Key Takeaways
AI-powered video generation has garnered significant mainstream attention since OpenAI unveiled SORA earlier this month. With the public captivated by the quality and realism of the new model’s outputs, other players in the space are under pressure to prove that they are still relevant.
In recent days, text-to-video pioneer Pika and Chinese technology giant Alibaba have both released new AI tools able to animate mouths in sync with audio recordings. Together, Pika Lip Sync and Alibaba’s EMO point to a burgeoning field of AI tools that are geared toward augmenting images and videos rather than creating them from scratch.
It used to be easy to identify AI-generated videos. But the latest generation of diffusion models are so much more capable than their predecessors that their outputs can be nearly indistinguishable from real video footage.
However, SORA and other models like it don’t come with native audio integration.
Syncing AI videos with sound has traditionally been a challenge. And if the audio is meant to line up with lip movements, the results are notoriously clumsy. As the researchers who developed EMO observed, “traditional techniques […] often fail to capture the full spectrum of human expressions and the uniqueness of individual facial styles.”
With OpenAI now muscling its way into the AI video generator segment, Pika’s new lip-sync feature could help the platform retain customers in an increasingly competitive market. Meanwhile, following on from the launch of its SORA-style text-to-video platform in December, Alibaba’s take on the concept reflects its rising generative AI ambitions.
Oriented more toward Pixar-style animations than SORA’s pursuit of photorealism, Pika is an ideal candidate for the AI speech depiction.
Granted, the videos showcased so far fall short of the standards professional animation studios can deliver. Nonetheless, they are still an improvement on previous attempts at depicting speech in AI videos.
For its part, Alibaba has approached AI lip-syncing from a slightly different angle, launching EMO as a standalone product that uses AI to make still images talk.
To create EMO, short for Emote Portrait Live, researchers trained their AI model on over 250 hours of footage and more than 150 million images. The training dataset encompassed multiple languages and included speeches, film and television clips and footage of song performances.
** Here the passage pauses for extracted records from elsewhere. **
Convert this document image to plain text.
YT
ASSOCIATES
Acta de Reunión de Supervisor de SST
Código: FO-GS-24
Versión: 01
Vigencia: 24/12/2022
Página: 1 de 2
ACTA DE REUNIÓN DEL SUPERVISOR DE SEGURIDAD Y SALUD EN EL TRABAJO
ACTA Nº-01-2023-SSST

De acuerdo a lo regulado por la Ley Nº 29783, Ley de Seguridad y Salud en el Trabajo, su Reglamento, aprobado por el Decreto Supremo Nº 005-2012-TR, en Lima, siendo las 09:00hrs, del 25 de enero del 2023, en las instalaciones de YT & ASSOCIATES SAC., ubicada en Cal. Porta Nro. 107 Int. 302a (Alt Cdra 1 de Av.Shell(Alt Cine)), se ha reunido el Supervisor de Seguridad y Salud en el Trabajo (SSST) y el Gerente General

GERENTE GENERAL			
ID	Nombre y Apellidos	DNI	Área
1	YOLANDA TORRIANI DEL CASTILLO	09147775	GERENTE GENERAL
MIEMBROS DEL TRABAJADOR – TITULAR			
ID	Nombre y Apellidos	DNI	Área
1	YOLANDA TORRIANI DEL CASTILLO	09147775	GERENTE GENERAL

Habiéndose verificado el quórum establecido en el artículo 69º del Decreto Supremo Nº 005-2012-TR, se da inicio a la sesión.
Using stable diffusion, the same machine learning process that powers SORA, they built their model to generate clips based on input audio rather than text prompts.
While AI video generators have captured the world’s attention, the latest AI lip sync tools reflect the emergence of an auxiliary trend.
Instead of focusing on creating original scenes, Pika Lip Sync and Alibaba’s EMO are geared toward the augmentation of existing material.
Alongside models designed to increase the quality or fidelity of input videos, they are part of an emerging editorial toolkit that uses generative AI to enhance rather than replace traditional methods of video production.